After England World Cup winner Steve Thompson revealed that he had been diagnosed with early-onset dementia at the age of 42, Rugby authorities have been told they must make sweeping changes to the game.
A group of eight Test players intend launching a legal action against World Rugby, the Rugby Football Union, and the Welsh Rugby Union, for negligence in failing to protect them from the risks of concussions. Alongside Thompson, who has no memory of winning the 2003 World Cup, Alix Popham, the former Wales back row, and Michael Lipman, the former England flanker, have also been named in the group, all of whom have been diagnosed with early-onset dementia and probable chronic traumatic encephalopathy (CTE). This is a neurodegenerative disease previously known as punch-drunk syndrome. All are under the age of 45 and believe their dementia is a result of repeated blows to the head.
Richard Boardman, a solicitor representing the eight claimants, claims that rugby has been in denial about its dementia problem. They are expected to argue that rugby should have been aware of the links between repeated head injuries and long-term neurodegenerative diseases. “We know that senior figures in the game have been discussing the issue of head injuries since at least 1975,” Boardman said.
He further commented that, “Yet, inexplicably, the game’s approach to concussion seems to have become less progressive in the professional era, as evidenced by the three-week mandatory break following a concussion being reduced to just six days in 2011. Whilst health and safety has moved in the wrong direction, the professional game has become a game with increasing collisions as players get heavier, stronger and faster.”

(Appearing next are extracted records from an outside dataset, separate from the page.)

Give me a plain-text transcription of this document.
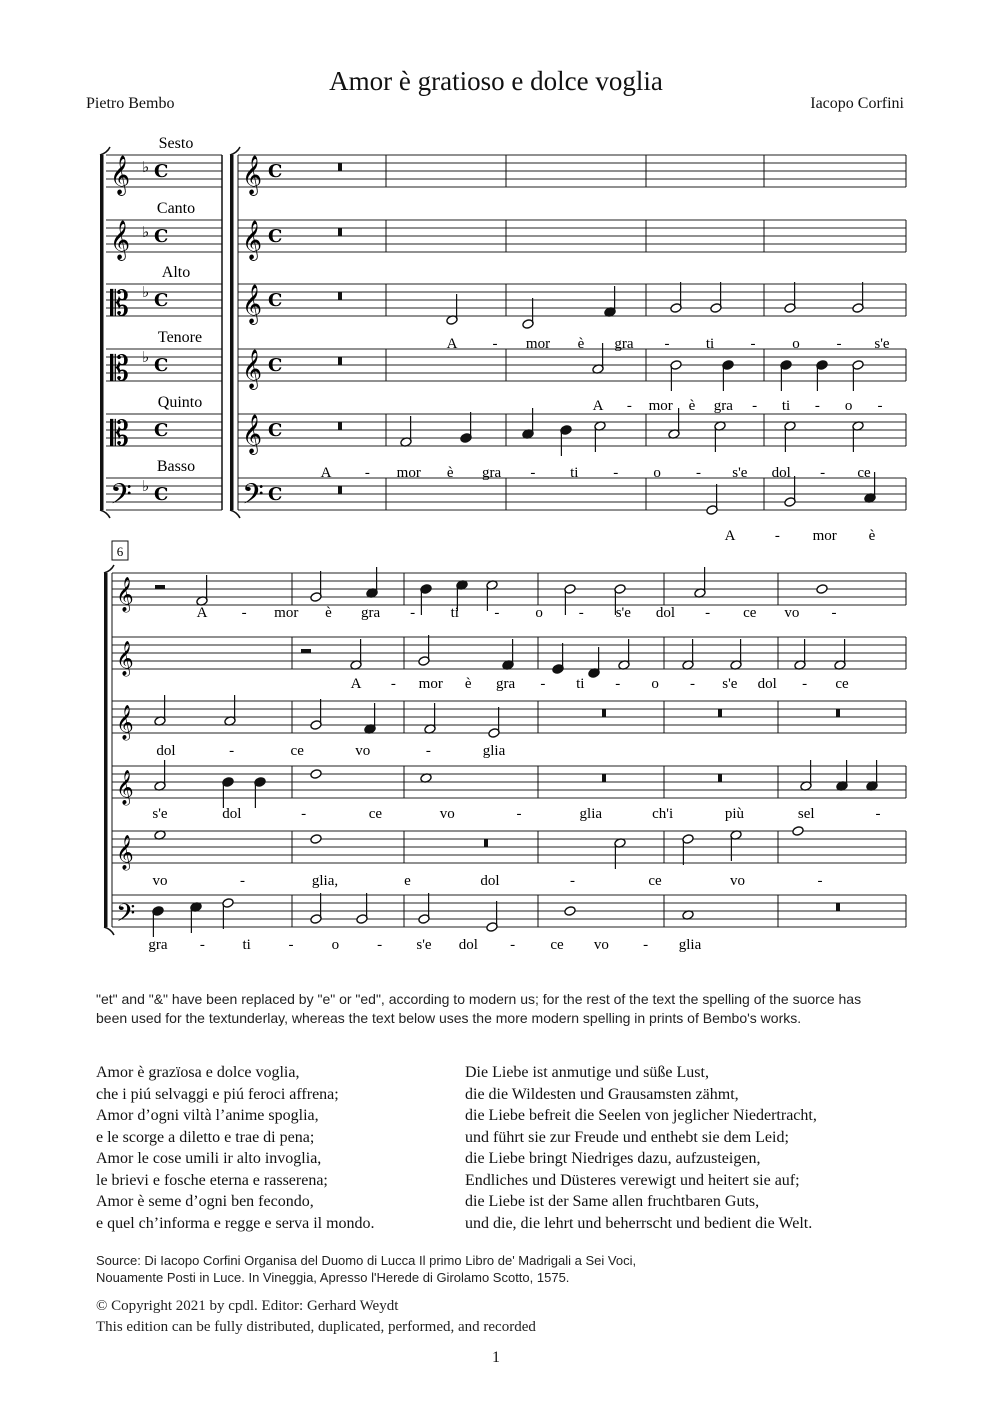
Amor è gratioso e dolce voglia
Pietro Bembo	Iacopo Corfini
𝄞 ♭ C 𝄞 C
𝄞 ♭ C 𝄞 C
𝄡 ♭ C 𝄞 C
𝄡 ♭ C 𝄞 C
𝄡 C 𝄞 C
𝄢 ♭ C 𝄢 C
𝄞
𝄞
𝄞
𝄞
𝄞
𝄢
Sesto
Canto
Alto
Tenore
Quinto
Basso
6
A - mor è gra - ti - o - s'e
A - mor è gra - ti - o -
A - mor è gra - ti - o - s'e dol - ce
A	- mor è
A - mor è gra - ti - o - s'e dol - ce vo -
A - mor è gra - ti - o - s'e dol - ce
dol	-	ce	vo	-	glia
s'e	dol	-	ce	vo	-	glia	ch'i	più	sel	-
vo	-	glia,	e	dol	-	ce	vo	-
gra -	ti	-	o	- s'e dol - ce vo - glia
"et" and "&" have been replaced by "e" or "ed", according to modern us; for the rest of the text the spelling of the suorce has been used for the textunderlay, whereas the text below uses the more modern spelling in prints of Bembo's works.
Amor è grazïosa e dolce voglia,
che i piú selvaggi e piú feroci affrena;
Amor d’ogni viltà l’anime spoglia,
e le scorge a diletto e trae di pena;
Amor le cose umili ir alto invoglia,
le brievi e fosche eterna e rasserena;
Amor è seme d’ogni ben fecondo,
e quel ch’informa e regge e serva il mondo.
Die Liebe ist anmutige und süße Lust,
die die Wildesten und Grausamsten zähmt,
die Liebe befreit die Seelen von jeglicher Niedertracht,
und führt sie zur Freude und enthebt sie dem Leid;
die Liebe bringt Niedriges dazu, aufzusteigen,
Endliches und Düsteres verewigt und heitert sie auf;
die Liebe ist der Same allen fruchtbaren Guts,
und die, die lehrt und beherrscht und bedient die Welt.
Source: Di Iacopo Corfini Organisa del Duomo di Lucca Il primo Libro de' Madrigali a Sei Voci,
Nouamente Posti in Luce. In Vineggia, Apresso l'Herede di Girolamo Scotto, 1575.
© Copyright 2021 by cpdl. Editor: Gerhard Weydt
This edition can be fully distributed, duplicated, performed, and recorded
1
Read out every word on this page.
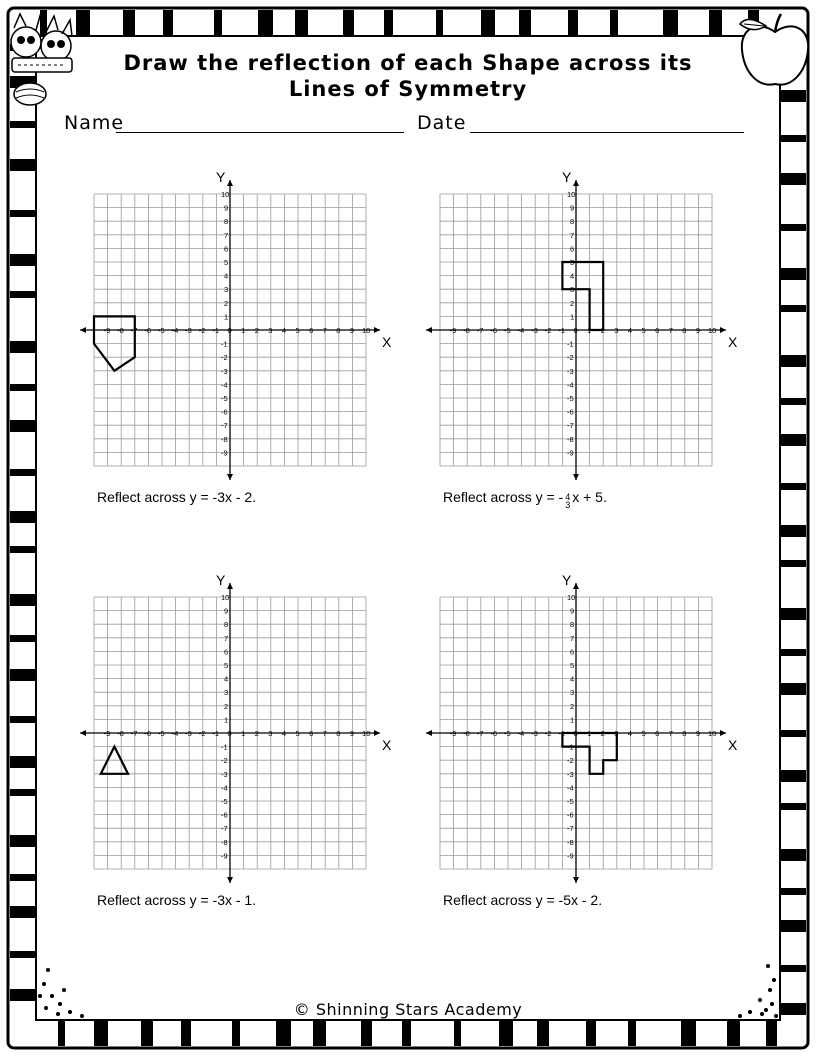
Draw the reflection of each Shape across its Lines of Symmetry
Name	Date
X
Y
-9 -8 -7 -6 -5 -4 -3 -2 -1 0 1 2 3 4 5 6 7 8 9 10
10
9
8
7
6
5
4
3
2
1
-1
-2
-3
-4
-5
-6
-7
-8
-9
X
Y
-9 -8 -7 -6 -5 -4 -3 -2 -1 0 1 2 3 4 5 6 7 8 9 10
10
9
8
7
6
5
4
3
2
1
-1
-2
-3
-4
-5
-6
-7
-8
-9
X
Y
-9 -8 -7 -6 -5 -4 -3 -2 -1 0 1 2 3 4 5 6 7 8 9 10
10
9
8
7
6
5
4
3
2
1
-1
-2
-3
-4
-5
-6
-7
-8
-9
X
Y
-9 -8 -7 -6 -5 -4 -3 -2 -1 0 1 2 3 4 5 6 7 8 9 10
10
9
8
7
6
5
4
3
2
1
-1
-2
-3
-4
-5
-6
-7
-8
-9
Reflect across y = -3x - 2.	Reflect across y = - 4
3 x + 5.
Reflect across y = -3x - 1.	Reflect across y = -5x - 2.
© Shinning Stars Academy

While these are the test cases, this could lead to a larger group legal action involving more than 100 players aged from 25 to 55, who are also displaying symptoms that suggest possible dementia. The lawyers claim certain symptoms, such as depression, considerable memory loss, loss of temper and suicide attempts, are being seen in dozens of players which they say represent a “ticking time bomb”. In the test cases alone, lawyers are seeking millions in damages for the physical ailments that the players are suffering, their potential loss of employment opportunities, and the cost of future care. The group’s 15 “commandments” to rugby’s authorities include acknowledging the link between playing the game and CTE, as well as limiting contact training and reducing the number of replacements.

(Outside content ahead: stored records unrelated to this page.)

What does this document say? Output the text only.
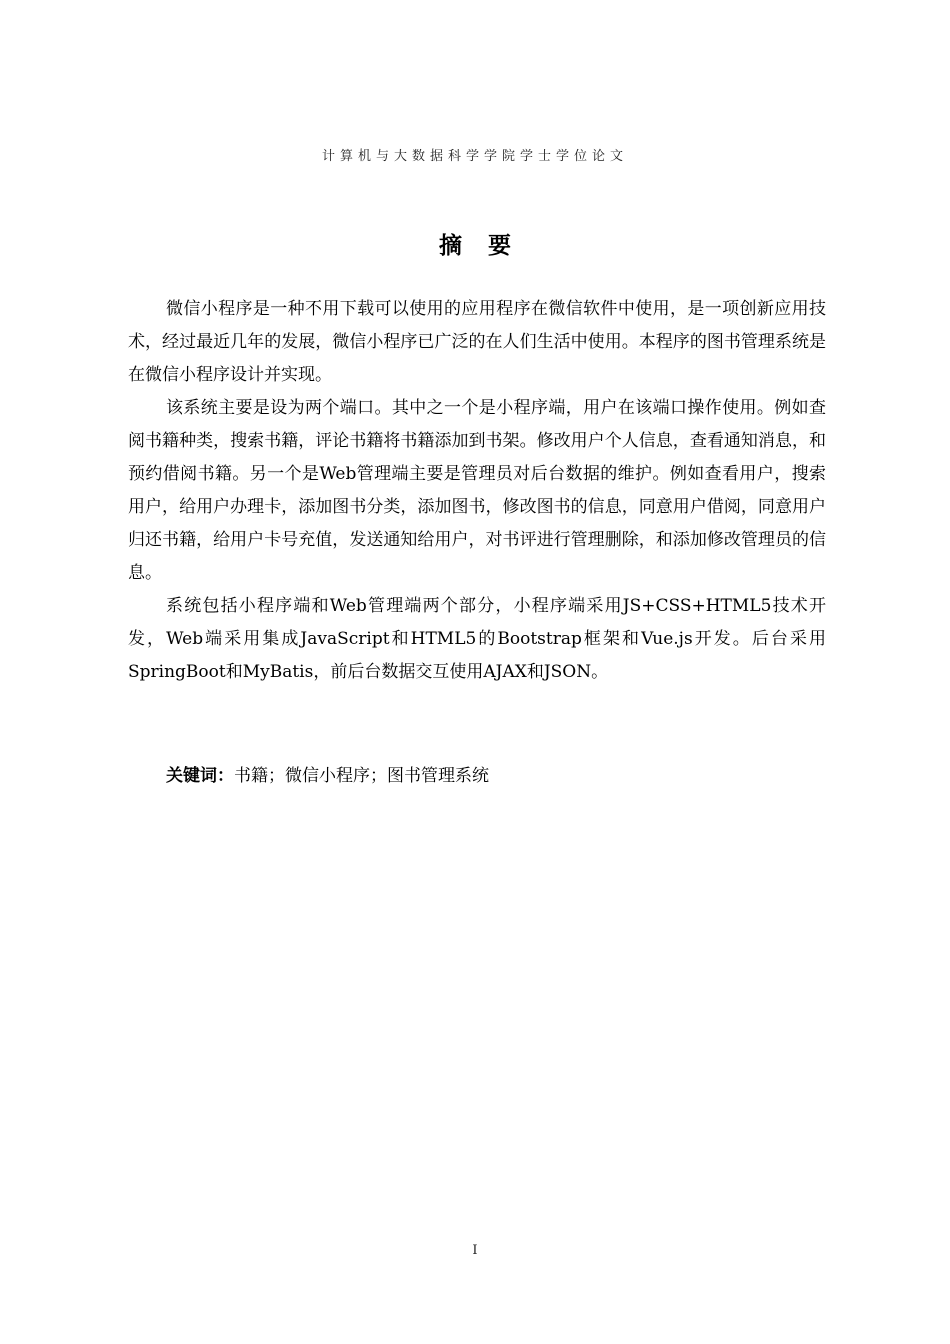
计算机与大数据科学学院学士学位论文
摘要

微信小程序是一种不用下载可以使用的应用程序在微信软件中使用，是一项创新应用技术，经过最近几年的发展，微信小程序已广泛的在人们生活中使用。本程序的图书管理系统是在微信小程序设计并实现。

该系统主要是设为两个端口。其中之一个是小程序端，用户在该端口操作使用。例如查阅书籍种类，搜索书籍，评论书籍将书籍添加到书架。修改用户个人信息，查看通知消息，和预约借阅书籍。另一个是Web管理端主要是管理员对后台数据的维护。例如查看用户，搜索用户，给用户办理卡，添加图书分类，添加图书，修改图书的信息，同意用户借阅，同意用户归还书籍，给用户卡号充值，发送通知给用户，对书评进行管理删除，和添加修改管理员的信息。

系统包括小程序端和Web管理端两个部分，小程序端采用JS+CSS+HTML5技术开发，Web端采用集成JavaScript和HTML5的Bootstrap框架和Vue.js开发。后台采用SpringBoot和MyBatis，前后台数据交互使用AJAX和JSON。

关键词：书籍；微信小程序；图书管理系统
I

Popham, 41, was part of Wales’ 2008 Grand Slam-winning team and was diagnosed with traumatic brain injury, early onset dementia and probable CTE in April. His wife, Mel, can no longer leave him to look after their two-year-old daughter. He has stated, “I had a great career and willingly gave my heart, body and soul to rugby. I just didn’t know I was giving my mind too.”
Neither RFU nor World Rugby have received any legal approach yet, but they have defended their approach to concussion. A statement by World Rugby said, “While not commenting on speculation, World Rugby takes player safety very seriously and implements injury prevention, management, education strategies based on the latest available knowledge, research and evidence.”